An easy step to better balance

An easy way to begin improving your balance is to stand on one leg while cleaning your teeth. You can use one leg in the morning and the other leg at night, or one leg while flossing and the other one while brushing. A first, make sure you stand next to something you can hold onto, such as a basin or towel rail, in case you begin to wobble.


When that gets easy, start turning your head slowly from side to side while still standing on one leg. That challenges your vestibular system.


When you’ve mastered that, try doing it with your eyes closed. But be careful! Without the significant input from your vision, your brain has to work very hard to use only your vestibular system and proprioception to keep you balanced. It makes a great workout for your brain.
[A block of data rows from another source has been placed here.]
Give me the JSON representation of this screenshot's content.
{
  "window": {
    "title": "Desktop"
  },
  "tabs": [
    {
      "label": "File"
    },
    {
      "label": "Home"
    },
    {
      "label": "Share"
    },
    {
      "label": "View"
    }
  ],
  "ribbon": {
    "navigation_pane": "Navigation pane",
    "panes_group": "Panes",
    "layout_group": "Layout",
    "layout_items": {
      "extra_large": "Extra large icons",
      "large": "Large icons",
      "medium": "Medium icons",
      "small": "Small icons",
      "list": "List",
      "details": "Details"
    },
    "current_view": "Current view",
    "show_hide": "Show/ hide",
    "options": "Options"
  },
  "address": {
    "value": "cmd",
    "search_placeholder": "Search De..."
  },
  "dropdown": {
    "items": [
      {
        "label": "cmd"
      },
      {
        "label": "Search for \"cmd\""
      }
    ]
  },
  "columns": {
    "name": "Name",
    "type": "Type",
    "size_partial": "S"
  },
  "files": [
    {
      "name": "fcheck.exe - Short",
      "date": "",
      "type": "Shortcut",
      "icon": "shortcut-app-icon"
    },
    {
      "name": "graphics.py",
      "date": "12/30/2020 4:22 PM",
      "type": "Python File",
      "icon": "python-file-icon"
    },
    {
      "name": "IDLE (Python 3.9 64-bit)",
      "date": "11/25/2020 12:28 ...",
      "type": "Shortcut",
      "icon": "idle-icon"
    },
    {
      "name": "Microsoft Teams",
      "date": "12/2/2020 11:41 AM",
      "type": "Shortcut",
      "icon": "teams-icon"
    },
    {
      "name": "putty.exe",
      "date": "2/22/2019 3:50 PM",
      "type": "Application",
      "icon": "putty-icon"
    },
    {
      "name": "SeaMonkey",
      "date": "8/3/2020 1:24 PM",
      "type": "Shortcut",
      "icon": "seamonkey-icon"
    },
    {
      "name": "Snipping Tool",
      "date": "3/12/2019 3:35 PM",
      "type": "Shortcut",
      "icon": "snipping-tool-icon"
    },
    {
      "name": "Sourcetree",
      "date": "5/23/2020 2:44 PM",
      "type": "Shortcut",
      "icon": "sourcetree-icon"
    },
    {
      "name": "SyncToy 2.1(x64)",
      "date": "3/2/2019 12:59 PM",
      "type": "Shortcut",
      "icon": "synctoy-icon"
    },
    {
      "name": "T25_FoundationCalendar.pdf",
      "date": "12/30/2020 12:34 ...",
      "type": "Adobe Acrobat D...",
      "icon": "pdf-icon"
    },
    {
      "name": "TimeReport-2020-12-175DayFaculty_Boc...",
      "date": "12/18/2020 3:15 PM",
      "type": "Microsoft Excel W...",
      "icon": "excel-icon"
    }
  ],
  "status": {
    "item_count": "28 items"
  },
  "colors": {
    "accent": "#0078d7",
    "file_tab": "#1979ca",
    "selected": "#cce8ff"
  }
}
Remember to keep making it a bit harder as you master each step, so that you continue to challenge your body and improve.


Want more?

Another great version involves balancing on the ball of your foot, demonstrated here by Dr Peter Attia, a specialist in longevity medicine. Try it while waiting for the kettle to boil or the bus to arrive. (Video 2:45 mins)

Want less?

If you need to start with something gentler, the following video from the Royal Osteoporosis Society will be perfect for you. It guides you through a series of easy balance exercises that you can even begin while sitting down. (Video 17:15 mins)

Ongoing benefits

As long as you work some balance exercises into your everyday activities you will reap the many rewards:

  • Reduced risk of falls

  • Stronger muscles

  • Improved coordination

  • Better posture

  • Reduced stress levels

  • Protected joints

And you can move through your world with better strength and confidence.

Strike the right balance in your life!